Pelaksanaan tanggung jawab kepemimpinan seseorang akan ditanyakan oleh Allah di hari akherat nanti, sesuai dengan tingkatan kepemimpinannya. " Kamu sekalian pemimpin dan kamu akan ditanya dari hal yang dipimpinnya. Suami akan ditanya dari hal yang dipimpiannya. Istri memelihara milik majikannya dan akan ditanya dari hal yang dimitanya" (HR Bukhari, Muslim).

Islam menempatkan kepemimpinan sebagai amanat, yang akan diberikanhanya kepada orang yang mampu menunaikannya. Rasulullah pernah berpesan kepada Abu Dzar ketika dia meminta jabatan "Hai Abu Dzar, kau seorang yang lemah dan jabatan itu sebasgai amanah yang pada hari kiamat hanya akan menjadi penyesalan dan kehinaan kecuali orang yang dapat menunaikan hak dan kewajibannya dan memenuhi tanggung jawabnya " (HR Nuslim).

Sesuai dengan beratnya tuntutan tugas seorang pemimpin, maka Allah SWT menjajikan kepada para pemimpin yang adil balasan pahala yang besar. "Ada tujuh golongan yang bakal bernaung dibawah naungan Allah pada hari tiada naungan kecuali naungan Allah : Imam ( pemimpin) yang adil.. … " (HR Bukhari Muslim).

"Sesungguhnya orang-orang yang berlaku adil, kelak disisi Allah akan ditempatkan di atas mimbar dari cahaya, ialah mereka yang adil dalam hukum terhadap keluarga dan apa saja yang diseahkan ( dikuasakan) kepada mereka " (HR Muslim).

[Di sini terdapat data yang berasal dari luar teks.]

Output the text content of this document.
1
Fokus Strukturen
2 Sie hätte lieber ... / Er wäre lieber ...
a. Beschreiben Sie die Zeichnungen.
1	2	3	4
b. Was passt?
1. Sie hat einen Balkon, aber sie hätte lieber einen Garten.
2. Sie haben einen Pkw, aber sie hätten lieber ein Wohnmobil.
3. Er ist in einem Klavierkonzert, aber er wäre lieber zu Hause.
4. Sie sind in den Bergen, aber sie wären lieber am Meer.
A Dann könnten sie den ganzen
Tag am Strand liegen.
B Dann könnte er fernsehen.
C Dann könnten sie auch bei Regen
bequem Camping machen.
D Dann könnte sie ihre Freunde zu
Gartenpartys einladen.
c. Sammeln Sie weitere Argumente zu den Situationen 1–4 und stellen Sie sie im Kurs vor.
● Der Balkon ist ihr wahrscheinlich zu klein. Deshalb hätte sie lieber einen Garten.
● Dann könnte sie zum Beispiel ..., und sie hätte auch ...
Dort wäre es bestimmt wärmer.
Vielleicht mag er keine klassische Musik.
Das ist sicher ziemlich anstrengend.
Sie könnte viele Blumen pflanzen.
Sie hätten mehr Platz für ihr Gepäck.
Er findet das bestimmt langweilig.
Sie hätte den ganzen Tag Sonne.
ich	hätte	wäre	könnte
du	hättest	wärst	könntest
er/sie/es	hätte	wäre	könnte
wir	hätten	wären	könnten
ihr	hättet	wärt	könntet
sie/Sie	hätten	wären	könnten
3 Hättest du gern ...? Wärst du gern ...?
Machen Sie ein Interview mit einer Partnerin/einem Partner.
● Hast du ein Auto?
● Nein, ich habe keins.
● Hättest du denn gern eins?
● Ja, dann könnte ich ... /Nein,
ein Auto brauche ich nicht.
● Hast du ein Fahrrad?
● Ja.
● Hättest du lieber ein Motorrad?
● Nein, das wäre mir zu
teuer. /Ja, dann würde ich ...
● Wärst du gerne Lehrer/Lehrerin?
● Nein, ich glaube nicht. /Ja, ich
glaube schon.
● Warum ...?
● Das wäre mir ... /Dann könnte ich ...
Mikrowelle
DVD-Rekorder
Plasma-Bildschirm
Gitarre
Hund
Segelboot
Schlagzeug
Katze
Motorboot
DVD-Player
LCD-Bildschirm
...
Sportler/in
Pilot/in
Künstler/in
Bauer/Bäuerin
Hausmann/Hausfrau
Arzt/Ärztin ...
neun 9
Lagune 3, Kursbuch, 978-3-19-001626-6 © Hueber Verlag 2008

"Orang-orang ahli surga ada tiga macam : Pemimpin yang adil, mendapat taufiq hidayah ( dari Allah) dan orang belas kasih lunak hati kepada sanak kerabat dan orang muslim dan orang miskin berkeluarga yang tetap menjaga kesopanan dan kehormatan diri" ( HR. Muslim).

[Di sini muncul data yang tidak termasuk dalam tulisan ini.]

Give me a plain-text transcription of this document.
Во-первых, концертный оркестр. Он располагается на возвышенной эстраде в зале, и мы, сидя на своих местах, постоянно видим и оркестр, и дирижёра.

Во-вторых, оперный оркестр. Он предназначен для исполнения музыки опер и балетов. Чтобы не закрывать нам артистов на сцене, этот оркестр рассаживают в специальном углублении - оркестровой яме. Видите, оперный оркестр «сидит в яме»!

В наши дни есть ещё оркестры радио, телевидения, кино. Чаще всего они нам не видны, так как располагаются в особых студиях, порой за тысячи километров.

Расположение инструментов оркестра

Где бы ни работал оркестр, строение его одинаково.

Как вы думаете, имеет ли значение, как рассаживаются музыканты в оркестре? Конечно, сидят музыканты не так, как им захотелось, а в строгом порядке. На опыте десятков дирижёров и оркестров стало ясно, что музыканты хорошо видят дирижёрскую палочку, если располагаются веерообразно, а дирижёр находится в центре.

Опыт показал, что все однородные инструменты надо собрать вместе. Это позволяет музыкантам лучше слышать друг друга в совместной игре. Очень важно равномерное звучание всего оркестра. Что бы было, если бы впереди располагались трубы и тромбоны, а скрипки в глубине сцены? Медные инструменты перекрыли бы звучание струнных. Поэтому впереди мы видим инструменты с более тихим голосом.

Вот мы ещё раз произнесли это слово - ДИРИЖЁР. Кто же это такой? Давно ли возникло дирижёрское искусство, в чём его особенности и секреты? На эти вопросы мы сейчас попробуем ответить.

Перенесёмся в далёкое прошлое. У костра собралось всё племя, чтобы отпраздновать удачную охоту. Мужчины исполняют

Namun demikian tidak bisa dibenarkan apabila tidak dianggkat pemimpin disebabkan tak ada seorang muslimpun bersedia diangkat menjadi pemimpin. Karena hal ini akan menyebabkan kekacauan dan terhambatnya proses dakwah.

Apabila seorang muslim telah ditunjuk untuk menjadi pemimpin maka tidak dibenarkan baginya untuk menolak jabatan itu, kecuali dengan alasan yang bisa diterima syariat.

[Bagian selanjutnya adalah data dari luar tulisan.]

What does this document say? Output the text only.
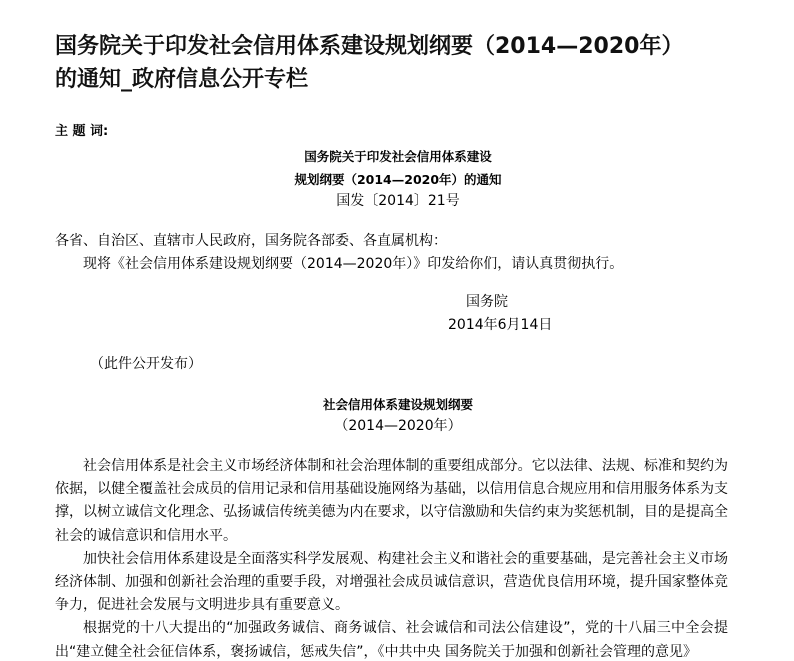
国务院关于印发社会信用体系建设规划纲要（2014—2020年）
的通知_政府信息公开专栏
主 题 词:
国务院关于印发社会信用体系建设
规划纲要（2014—2020年）的通知
国发〔2014〕21号
各省、自治区、直辖市人民政府，国务院各部委、各直属机构：
现将《社会信用体系建设规划纲要（2014—2020年）》印发给你们，请认真贯彻执行。
国务院
2014年6月14日
（此件公开发布）
社会信用体系建设规划纲要
（2014—2020年）

社会信用体系是社会主义市场经济体制和社会治理体制的重要组成部分。它以法律、法规、标准和契约为依据，以健全覆盖社会成员的信用记录和信用基础设施网络为基础，以信用信息合规应用和信用服务体系为支撑，以树立诚信文化理念、弘扬诚信传统美德为内在要求，以守信激励和失信约束为奖惩机制，目的是提高全社会的诚信意识和信用水平。

加快社会信用体系建设是全面落实科学发展观、构建社会主义和谐社会的重要基础，是完善社会主义市场经济体制、加强和创新社会治理的重要手段，对增强社会成员诚信意识，营造优良信用环境，提升国家整体竞争力，促进社会发展与文明进步具有重要意义。

根据党的十八大提出的“加强政务诚信、商务诚信、社会诚信和司法公信建设”，党的十八届三中全会提出“建立健全社会征信体系，褒扬诚信，惩戒失信”，《中共中央 国务院关于加强和创新社会管理的意见》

Dengan demikian menjadi tugas kita untuk mempersiapkan diri dan ummat menjadi kader-kader, agar bisa muncul dari generasi ini para pemimpin yang berkualitas tinggi. Sebagaimana Rasulullah telah mengkader pada sahabat sehingga telah muncul pula pemimpin-pemimpin tangguh seperti Abu Bakar Ash Shidiq, Umar bin Khathab,, Utsman bin ‘Affan, Ali bin Abu Thalib, Hudzaifah al Yamani dan sebagainya..

Selama tiga belas tahun berikutnya, di Madinah mulailah Rasulullah mencontohkan bagaimana caranya mewujudkan suatu masyarakat yang berlangsung dibawah bimbingan hidayah Allah.

Proses pangkaderan yang dilakukan Rasulullah benar-benar sukses. Terbukti setelah Rasulullah wafat, kepempinan tidak lantas berhenti. Perjalanan dakwah tidak menjadi mandek. Justru sebaliknya, para sahabat dengan penuh semangat dan ketangguhan tetap meneruskan misi kerasulan yakni dakwah Islam hingga tercapainya keadilan dan kemakmuran di atas bumi ini. Mereka telah selamat dari penyakit figuritas dan mengkultuskan individu Rasulullah. Mereka tidak hanya bersemangat karena ada Rasul atau karena terdorong oleh kepiawaian seorang pemimpin belaka. Namun semua jalan, sebab semua hati telah hidup oleh tauhid, sudah terikat janji lewat syahadat.

Saatnya telah tiba bagi kita untuk membina diri kita. Kita jadikan aqidah Islam sebagai keyakinan kita dan Ridho Allah tujuan hidup kita. Kita selesaikan permasalahan hidup kita dengan cara yang telah diajarkan Islam. Kita wujudkan nilai-nilai Islam dalam perilaku keseharian kita.